According to the revised Atlanta classification, pancreatic pseudocyst develops in acute interstitial edematous pancreatitis after 4 weeks. Due to the destructive nature of pancreatic enzymes, a pseudocyst may extend anywhere from the neck, mediastinum, and to the groin.
The development of pseudocyst in lumbar triangle is radiologically equivalent and further extension of Grey Turner's sign seen clinically in acute pancreatitis. There is an extension of pancreatic enzymes and fluid collection in anterior pararenal space which dissects between the two leaves of posterior renal fascia and subsequently to the lateral edge of quadratus lumborum. A communication is established between the posterior pararenal space and structure of flank wall. The lumbar triangle is the site of anatomic weakness in the lateral abdominal wall in lumbar region.

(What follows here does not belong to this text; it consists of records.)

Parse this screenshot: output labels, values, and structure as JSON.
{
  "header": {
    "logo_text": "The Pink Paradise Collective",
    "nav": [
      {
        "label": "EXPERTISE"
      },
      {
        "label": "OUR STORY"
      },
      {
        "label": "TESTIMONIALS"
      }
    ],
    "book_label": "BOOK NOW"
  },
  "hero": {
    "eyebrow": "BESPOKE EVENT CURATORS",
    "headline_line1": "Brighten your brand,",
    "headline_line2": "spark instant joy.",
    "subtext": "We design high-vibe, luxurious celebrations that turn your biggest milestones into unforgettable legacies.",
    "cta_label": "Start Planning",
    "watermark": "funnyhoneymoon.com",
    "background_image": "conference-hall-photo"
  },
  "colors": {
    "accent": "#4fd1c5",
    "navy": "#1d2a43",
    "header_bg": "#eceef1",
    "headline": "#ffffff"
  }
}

The lumbar region is defined superiorly by the 12th rib, inferiorly by the iliac crest, medially by the erector spinae, and laterally by the posterior border of the external oblique muscle. Defects in the lumbar musculature or aponeurosis in lumbar triangle result in larger superior triangle of Grynfelt–Lesshaft hernia inferior to the 12th rib and smaller inferior triangle of Petit, just cranial to the iliac crest. The floor of the superior lumbar triangle is formed by the outer third of quadratus lumborum muscle and transversalis fascia. The floor of the inferior lumbar triangle is formed by the internal oblique and transverse abdominis muscle.
As the lumbar triangle is a weakness, it can lead to lumbar hernias. Similarly, these structural defects predispose to transmission of extravasated pancreatic enzymes in the subcutaneous tissue of the flank with resultant pseudocyst formation. In acute pancreatitis, the peripancreatic fluid collection extends into the anterior and posterior pararenal spaces and extends through a cleft between the medial border of posterior pararenal space and lateral border of quadratus lumborum fat pad into the transversalis fascia and lumbar triangle.
Extension of pancreatic pseudocyst in psoas muscle is rare. Pancreatico-psoas fistula commonly affects the right psoas muscle. It occurs as a complication of chronic pancreatitis and rarely following an attack of severe acute pancreatitis. Our case is of acute-on-chronic pancreatitis with the extension of pseudocyst in the right psoas muscle and in the right lateral abdominal wall, which is rare.
Usually, pancreatic pseudocysts are managed conservatively, with more than 50% undergoing spontaneous resolution. Pseudocysts become symptomatic if there is an infection, pain, and compression of adjacent structures. These are managed by image-guided percutaneous aspiration. Only size is not an absolute criterion for its drainage. Image-guided percutaneous aspiration or drainage has the advantage of drainage of pancreatic secretions with minimally invasive methods. An endoscopic or internal drainage is needed in case of nonavailability of window to negotiate a pig tail catheter on imaging.
Pancreatic pseudocysts can be seen in unusual locations such as psoas muscle, lumbar triangle, iliacus, and obturator externus. Search for pancreatitis should be sought for when localized fluid collection is detected at these sites.